T. COM. ÉPINAL, 15 avril 2003 : RG n° 01/250

(sur appel CA Nancy (2e ch. com.), 15 décembre 2004 : RG n° 03/02529 ; arrêt n° 04/2439)

 

Extrait : « Le contrat disputé fait clairement référence, quatrième page, aux dispositions du code de la consommation. Les paragraphes concernés n'ont pas été rayés. Si les dispositions du code de la consommation ne s'imposent pas par la loi dans les relations entre professionnels, aucune disposition d'ordre public ne l'en empêche. Le contrat faisant la loi entre les parties, le tribunal retiendra que les dispositions protectrices du code de la consommation s'appliquent en l'espèce. Les arrêts produits par LOCAM SA ont rejeté l'application du code de la consommation aux affaires concernées, mais les contrats de location correspondants n'ont pas été produits aux débats et n'ont donc pas permis au tribunal de constater les circonstances précises qui ont motivé les arrêts et notamment dans les contrats concernés la référence (ou l'absence de référence) aux dispositions du code de la consommation ».

 

TRIBUNAL DE COMMERCE D’ÉPINAL

JUGEMENT DU 15 AVRIL 2003

 

ÉLÉMENTS D’IDENTIFICATION DE LA DÉCISION                                      (N.B. : mention ne figurant pas sur l’original)

R.G. n° 01/250.

 

DEMANDEUR :

LOCAM SA

[adresse], Demandeur comparant par Maître FERRET, Avocat au barreau de St Etienne et Maître MALAGOU d'Épinal

 

DÉFENDEUR :

HL AUTO EURL – Monsieur X.

[adresse], Défendeur comparant par Maître LEROY-JEANNEL, Avocat au barreau de Epinal

 

COMPOSITION DU TRIBUNAL : Lors des débats et du délibéré (hors la présence du Greffier) : Monsieur LALLEMAND, Président, Mrs PERRIN, PARVE, Juges, assistés de Maître BERGER, Greffier.

Lors du prononcé : Monsieur PERRIN faisant fonctions de Président, Mrs PEIFFER, FAURE, Juges, assistés de Maître BERGER, Greffier.

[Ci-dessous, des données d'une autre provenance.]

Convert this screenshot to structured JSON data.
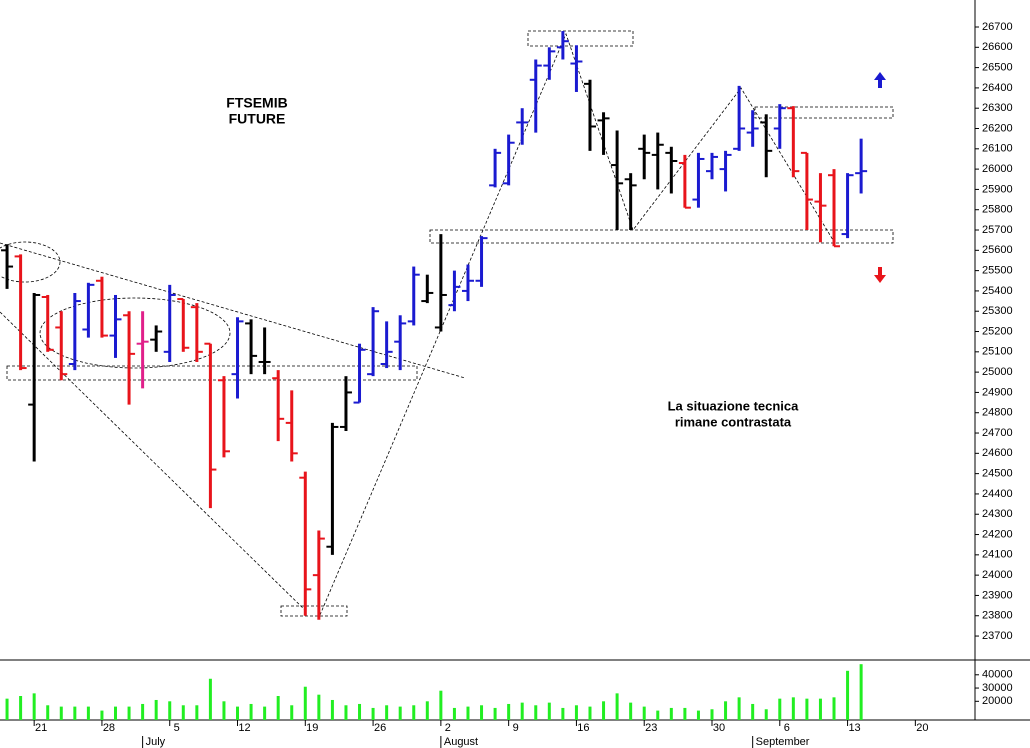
{
  "chart_data": [
    {
      "type": "ohlc",
      "title": [
        "FTSEMIB",
        "FUTURE"
      ],
      "annotation": [
        "La situazione tecnica",
        "rimane contrastata"
      ],
      "x": [
        0,
        1,
        2,
        3,
        4,
        5,
        6,
        7,
        8,
        9,
        10,
        11,
        12,
        13,
        14,
        15,
        16,
        17,
        18,
        19,
        20,
        21,
        22,
        23,
        24,
        25,
        26,
        27,
        28,
        29,
        30,
        31,
        32,
        33,
        34,
        35,
        36,
        37,
        38,
        39,
        40,
        41,
        42,
        43,
        44,
        45,
        46,
        47,
        48,
        49,
        50,
        51,
        52,
        53,
        54,
        55,
        56,
        57,
        58,
        59,
        60,
        61,
        62,
        63
      ],
      "open": [
        25600,
        25570,
        24840,
        25370,
        25220,
        25040,
        25210,
        25450,
        25180,
        25280,
        25140,
        25160,
        25100,
        25360,
        25320,
        25140,
        24960,
        24990,
        25240,
        25050,
        24970,
        24750,
        24480,
        24000,
        24140,
        24730,
        24850,
        24990,
        25040,
        25150,
        25250,
        25350,
        25220,
        25330,
        25400,
        25450,
        25920,
        25930,
        26230,
        26440,
        26510,
        26600,
        26520,
        26420,
        26240,
        26020,
        25950,
        26100,
        26070,
        26080,
        26030,
        25850,
        25990,
        26000,
        26100,
        26180,
        26230,
        26200,
        26300,
        26080,
        25840,
        25970,
        25680,
        25980
      ],
      "high": [
        25630,
        25580,
        25390,
        25380,
        25300,
        25390,
        25440,
        25470,
        25380,
        25300,
        25300,
        25230,
        25430,
        25360,
        25340,
        25140,
        24980,
        25270,
        25260,
        25220,
        25010,
        24910,
        24510,
        24220,
        24750,
        24980,
        25140,
        25320,
        25250,
        25280,
        25520,
        25480,
        25680,
        25500,
        25530,
        25670,
        26100,
        26170,
        26300,
        26540,
        26600,
        26680,
        26610,
        26440,
        26280,
        26190,
        25980,
        26170,
        26180,
        26110,
        26070,
        26080,
        26080,
        26090,
        26410,
        26290,
        26270,
        26320,
        26310,
        26080,
        25980,
        26000,
        25980,
        26150
      ],
      "low": [
        25410,
        25010,
        24560,
        25100,
        24960,
        25010,
        25170,
        25170,
        25070,
        24840,
        24920,
        25100,
        25050,
        25100,
        25050,
        24330,
        24580,
        24870,
        24990,
        24990,
        24660,
        24560,
        23800,
        23780,
        24100,
        24710,
        24850,
        24980,
        25020,
        25010,
        25230,
        25340,
        25200,
        25300,
        25350,
        25420,
        25910,
        25920,
        26120,
        26180,
        26440,
        26540,
        26380,
        26090,
        26070,
        25700,
        25700,
        25950,
        25900,
        25880,
        25810,
        25810,
        25950,
        25890,
        26090,
        26110,
        25960,
        26100,
        25960,
        25700,
        25640,
        25620,
        25660,
        25880
      ],
      "close": [
        25520,
        25020,
        25380,
        25110,
        24990,
        25350,
        25430,
        25180,
        25260,
        25090,
        25150,
        25200,
        25380,
        25120,
        25100,
        24520,
        24610,
        25250,
        25080,
        25050,
        24770,
        24600,
        23930,
        24180,
        24730,
        24900,
        25110,
        25300,
        25100,
        25240,
        25480,
        25390,
        25380,
        25420,
        25450,
        25660,
        26080,
        26130,
        26230,
        26510,
        26580,
        26630,
        26530,
        26210,
        26250,
        25930,
        25920,
        26080,
        26120,
        26040,
        25810,
        26050,
        26060,
        26070,
        26200,
        26200,
        26090,
        26300,
        25990,
        25850,
        25820,
        25620,
        25970,
        25990
      ],
      "colors": [
        "#000000",
        "#e8141b",
        "#000000",
        "#e8141b",
        "#e8141b",
        "#1a1ad0",
        "#1a1ad0",
        "#e8141b",
        "#1a1ad0",
        "#e8141b",
        "#e0208a",
        "#000000",
        "#1a1ad0",
        "#e8141b",
        "#e8141b",
        "#e8141b",
        "#e8141b",
        "#1a1ad0",
        "#000000",
        "#000000",
        "#e8141b",
        "#e8141b",
        "#e8141b",
        "#e8141b",
        "#000000",
        "#000000",
        "#1a1ad0",
        "#1a1ad0",
        "#1a1ad0",
        "#1a1ad0",
        "#1a1ad0",
        "#000000",
        "#000000",
        "#1a1ad0",
        "#1a1ad0",
        "#1a1ad0",
        "#1a1ad0",
        "#1a1ad0",
        "#1a1ad0",
        "#1a1ad0",
        "#1a1ad0",
        "#1a1ad0",
        "#1a1ad0",
        "#000000",
        "#000000",
        "#000000",
        "#000000",
        "#000000",
        "#000000",
        "#000000",
        "#e8141b",
        "#1a1ad0",
        "#1a1ad0",
        "#1a1ad0",
        "#1a1ad0",
        "#1a1ad0",
        "#000000",
        "#1a1ad0",
        "#e8141b",
        "#e8141b",
        "#e8141b",
        "#e8141b",
        "#1a1ad0",
        "#1a1ad0"
      ],
      "xlim": [
        -0.52,
        71.4
      ],
      "ylim": [
        23582,
        26833
      ],
      "yticks": [
        23700,
        23800,
        23900,
        24000,
        24100,
        24200,
        24300,
        24400,
        24500,
        24600,
        24700,
        24800,
        24900,
        25000,
        25100,
        25200,
        25300,
        25400,
        25500,
        25600,
        25700,
        25800,
        25900,
        26000,
        26100,
        26200,
        26300,
        26400,
        26500,
        26600,
        26700
      ]
    },
    {
      "type": "bar",
      "x": [
        0,
        1,
        2,
        3,
        4,
        5,
        6,
        7,
        8,
        9,
        10,
        11,
        12,
        13,
        14,
        15,
        16,
        17,
        18,
        19,
        20,
        21,
        22,
        23,
        24,
        25,
        26,
        27,
        28,
        29,
        30,
        31,
        32,
        33,
        34,
        35,
        36,
        37,
        38,
        39,
        40,
        41,
        42,
        43,
        44,
        45,
        46,
        47,
        48,
        49,
        50,
        51,
        52,
        53,
        54,
        55,
        56,
        57,
        58,
        59,
        60,
        61,
        62,
        63
      ],
      "values": [
        22000,
        24000,
        26000,
        17000,
        16000,
        16000,
        16000,
        13000,
        16000,
        16000,
        18000,
        21000,
        20000,
        17000,
        17000,
        37000,
        20000,
        16000,
        18000,
        16000,
        24000,
        17000,
        31000,
        25000,
        21000,
        17000,
        18000,
        15000,
        17000,
        16000,
        17000,
        20000,
        28000,
        15000,
        16000,
        17000,
        15000,
        18000,
        19000,
        17000,
        19000,
        15000,
        17000,
        16000,
        20000,
        26000,
        19000,
        16000,
        13000,
        15000,
        15000,
        13000,
        14000,
        20000,
        23000,
        18000,
        14000,
        22000,
        23000,
        22000,
        22000,
        23000,
        43000,
        48000
      ],
      "color": "#22ee22",
      "xlim": [
        -0.52,
        71.4
      ],
      "ylim": [
        5900,
        50400
      ],
      "yticks": [
        20000,
        30000,
        40000
      ],
      "xticks": [
        {
          "value": 2,
          "label": "21"
        },
        {
          "value": 7,
          "label": "28"
        },
        {
          "value": 12,
          "label": "5"
        },
        {
          "value": 17,
          "label": "12"
        },
        {
          "value": 22,
          "label": "19"
        },
        {
          "value": 27,
          "label": "26"
        },
        {
          "value": 32,
          "label": "2"
        },
        {
          "value": 37,
          "label": "9"
        },
        {
          "value": 42,
          "label": "16"
        },
        {
          "value": 47,
          "label": "23"
        },
        {
          "value": 52,
          "label": "30"
        },
        {
          "value": 57,
          "label": "6"
        },
        {
          "value": 62,
          "label": "13"
        },
        {
          "value": 67,
          "label": "20"
        }
      ],
      "months": [
        {
          "value": 10,
          "label": "July"
        },
        {
          "value": 32,
          "label": "August"
        },
        {
          "value": 55,
          "label": "September"
        }
      ]
    }
  ]
}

DÉBATS : Audience publique du 17 décembre 2002

JUGEMENT : Décision contradictoire en premier ressort, délibérée par les Juges cités ci-dessus.

 

EXPOSÉ DU LITIGE                                                                                         (N.B. : mention ne figurant pas sur l’original)

[minute page 2] A la demande de la SA LOCAM, Mr le Président du Tribunal de Commerce d'Épinal a rendu le 5 avril 2001 une ordonnance d'injonction de payer à l'encontre de l'EURL HL AUTO, laquelle ordonnance lui a été signifiée le 23 avril 2001. Par courrier reçu au greffe le 15 mai 2001 l’EURL HL AUTO a fait opposition, l'affaire fut appelée à l'audience du 10 juillet 2001 et après plusieurs renvois acceptés par les parties elle fut retenue à l'audience du 17 décembre 2002,

les parties entendues, le Président a annoncé que les débats étaient clos et fixé le terme du délibéré au 15 avril 2003, date à laquelle le jugement est rendu,

 

LES FAITS :

Un contrat d'abonnement de vidéo surveillance a été conclu le 26 novembre 1998 par HL AUTO auprès de la Société LOCAM, ce contrat était à durée déterminée pour une durée de 48 mois moyennant un loyer mensuel HT d'un montant de 400 Francs HT. La Société LOCAM a livré et installé le matériel le 8 décembre 1998. HL AUTO estime avoir été victime d'une technique de vente particulièrement agressive, n'a pas réglé les loyers à compter du 30 novembre 1999 et tient le matériel à disposition du loueur.

 

MOYENS ET PRÉTENTIONS DES PARTIES :

Le conseil de l'EURL HL AUTO expose que :

Le contrat conclu, fondement de la demande, est nul du fait qu'il ne respecte pas les dispositions protectrices du Code de la consommation, le contrat souscrit par HL AUTO, l'a été à l'occasion d'un démarchage opéré par un représentant de commerce de CIPE et FIRENT. Il est sans rapport avec l'activité de HL AUTO, la spécialité professionnelle de cette dernière ne lui permettait donc pas d'apprécier l'opportunité d'une telle convention. En outre, la conclusion de ce contrat n'avait pas pour but de développer son activité ou sa clientèle.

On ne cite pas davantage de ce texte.